La'o Hamutuk
- Formation: May 2000; 26 years ago
- Type: Think tank collective NGO
- Purpose: Development monitoring and analysis
- Headquarters: Rua do Salmão, Marconi
- Location: Dili, East Timor;
- Coordinates: -8.551289080316824, 125.55900135907797
- Region served: Timor-Leste
- Official languages: Tetum, English
- Website: www.laohamutuk.org

= La'o Hamutuk =

La'o Hamutuk (Tetum for "walking together"), or the Timor-Leste Institute for Development Monitoring and Analysis, is an East Timorese non-governmental organisation (NGO). It is based on Rua da Salmão in Marconi, in the national capital, Dili.

The organisation is a progressive think tank collective that analyzes and reports on development issues, rights and processes, including the actions of international institutions and the government of East Timor. Its work is published in Tetum and in English.

==History==
La'o Hamutuk was founded during the UN administration of East Timor in 2000 by local and international human rights activists and activists who had campaigned for East Timor's independence from Indonesia. It has since followed East Timor's politics and monitored the country's various institutions. La'o Hamutuk does not accept grants from donors who may have a significant interest in East Timor. So, for example, it is not funded by the United Nations and its organizations, the World Bank, the Asian Development Bank, the International Monetary Fund, as well as the major development aid donors in East Timor, the East Timor government or political parties, or companies operating there. Rather, it relies on private foundations, NGOs, governments of small countries and individual donations.

==Activities==
La'o Hamutuk analyzes political developments and processes in the East Timorese government and international organisations in East Timor, and reports on them. In doing so, it seeks to facilitate greater levels of effective Timorese participation in the reconstruction and development of the country. La'o Hamutuk works to improve communication between international institutions and organizations and the various sectors of Timorese society. It also serves as a resource centre.

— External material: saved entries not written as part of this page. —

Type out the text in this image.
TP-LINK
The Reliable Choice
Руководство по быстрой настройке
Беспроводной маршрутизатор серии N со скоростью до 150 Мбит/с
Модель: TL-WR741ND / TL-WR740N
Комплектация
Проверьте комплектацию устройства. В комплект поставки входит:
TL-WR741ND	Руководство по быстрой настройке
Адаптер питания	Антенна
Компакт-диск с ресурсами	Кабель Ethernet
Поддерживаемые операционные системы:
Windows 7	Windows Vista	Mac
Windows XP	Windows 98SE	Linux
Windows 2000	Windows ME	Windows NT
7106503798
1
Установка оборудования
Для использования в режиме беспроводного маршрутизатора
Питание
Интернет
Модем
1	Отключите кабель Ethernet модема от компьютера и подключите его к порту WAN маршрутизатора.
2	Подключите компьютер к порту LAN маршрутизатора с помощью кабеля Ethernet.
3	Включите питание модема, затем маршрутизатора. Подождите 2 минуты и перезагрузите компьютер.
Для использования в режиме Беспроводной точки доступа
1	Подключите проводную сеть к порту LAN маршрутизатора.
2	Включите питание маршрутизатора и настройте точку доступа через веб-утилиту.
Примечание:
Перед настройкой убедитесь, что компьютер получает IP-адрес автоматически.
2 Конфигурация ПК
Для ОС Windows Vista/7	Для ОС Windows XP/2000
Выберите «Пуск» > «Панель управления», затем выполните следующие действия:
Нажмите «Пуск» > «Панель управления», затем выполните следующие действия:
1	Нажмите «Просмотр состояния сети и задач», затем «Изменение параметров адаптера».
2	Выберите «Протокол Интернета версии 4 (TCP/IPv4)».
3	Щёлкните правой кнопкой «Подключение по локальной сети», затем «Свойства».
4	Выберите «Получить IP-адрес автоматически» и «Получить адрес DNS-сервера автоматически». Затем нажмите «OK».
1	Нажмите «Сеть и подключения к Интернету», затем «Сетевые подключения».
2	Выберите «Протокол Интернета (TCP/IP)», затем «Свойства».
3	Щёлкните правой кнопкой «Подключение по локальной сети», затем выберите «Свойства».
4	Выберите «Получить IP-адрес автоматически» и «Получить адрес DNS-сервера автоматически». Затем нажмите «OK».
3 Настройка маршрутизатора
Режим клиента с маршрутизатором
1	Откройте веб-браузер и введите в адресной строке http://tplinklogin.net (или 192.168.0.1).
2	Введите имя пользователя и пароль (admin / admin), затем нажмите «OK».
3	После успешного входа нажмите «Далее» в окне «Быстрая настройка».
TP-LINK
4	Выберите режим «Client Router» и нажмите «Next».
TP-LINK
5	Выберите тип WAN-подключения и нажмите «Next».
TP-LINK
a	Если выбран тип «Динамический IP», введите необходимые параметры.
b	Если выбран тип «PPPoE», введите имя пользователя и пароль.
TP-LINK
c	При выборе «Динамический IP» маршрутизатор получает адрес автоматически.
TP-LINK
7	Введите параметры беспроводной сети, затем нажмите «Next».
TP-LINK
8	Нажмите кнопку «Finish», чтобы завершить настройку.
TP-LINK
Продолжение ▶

Topics of La'o Hamutuk publications include East Timor's dependency on petroleum exports, the dispute between East Timor and Australia over the boundary between the two nations, the national budget, food sovereignty and land rights, and media law. Many foreign embassies in Dili rely on La'o Hamutuk's analyses, which are available free of charge.

The organisation also produces its own half-hour radio program, in the Tetum language. The program, known as Programa Radio Igualdade, includes interviews and commentary on current topics, and can also be downloaded from the organisation's website.

==Staff==
As of 2013, La'o Hamutuk had eight full-time employees from East Timor and two from abroad. Its structure is non-hierarchical, with two rotating coordinators. The local and international staff are employed under the same terms and conditions, and are paid the same salaries.

==Reception==
According to analyst Gordon Peake, La'o Hamutuk "... is widely respected, mainly for the quality of its information, research, analysis, and comment on socio-economic issues, and many times it is the only organisation providing written comments on important issues such as the Petroleum Fund (PF) and the state budget."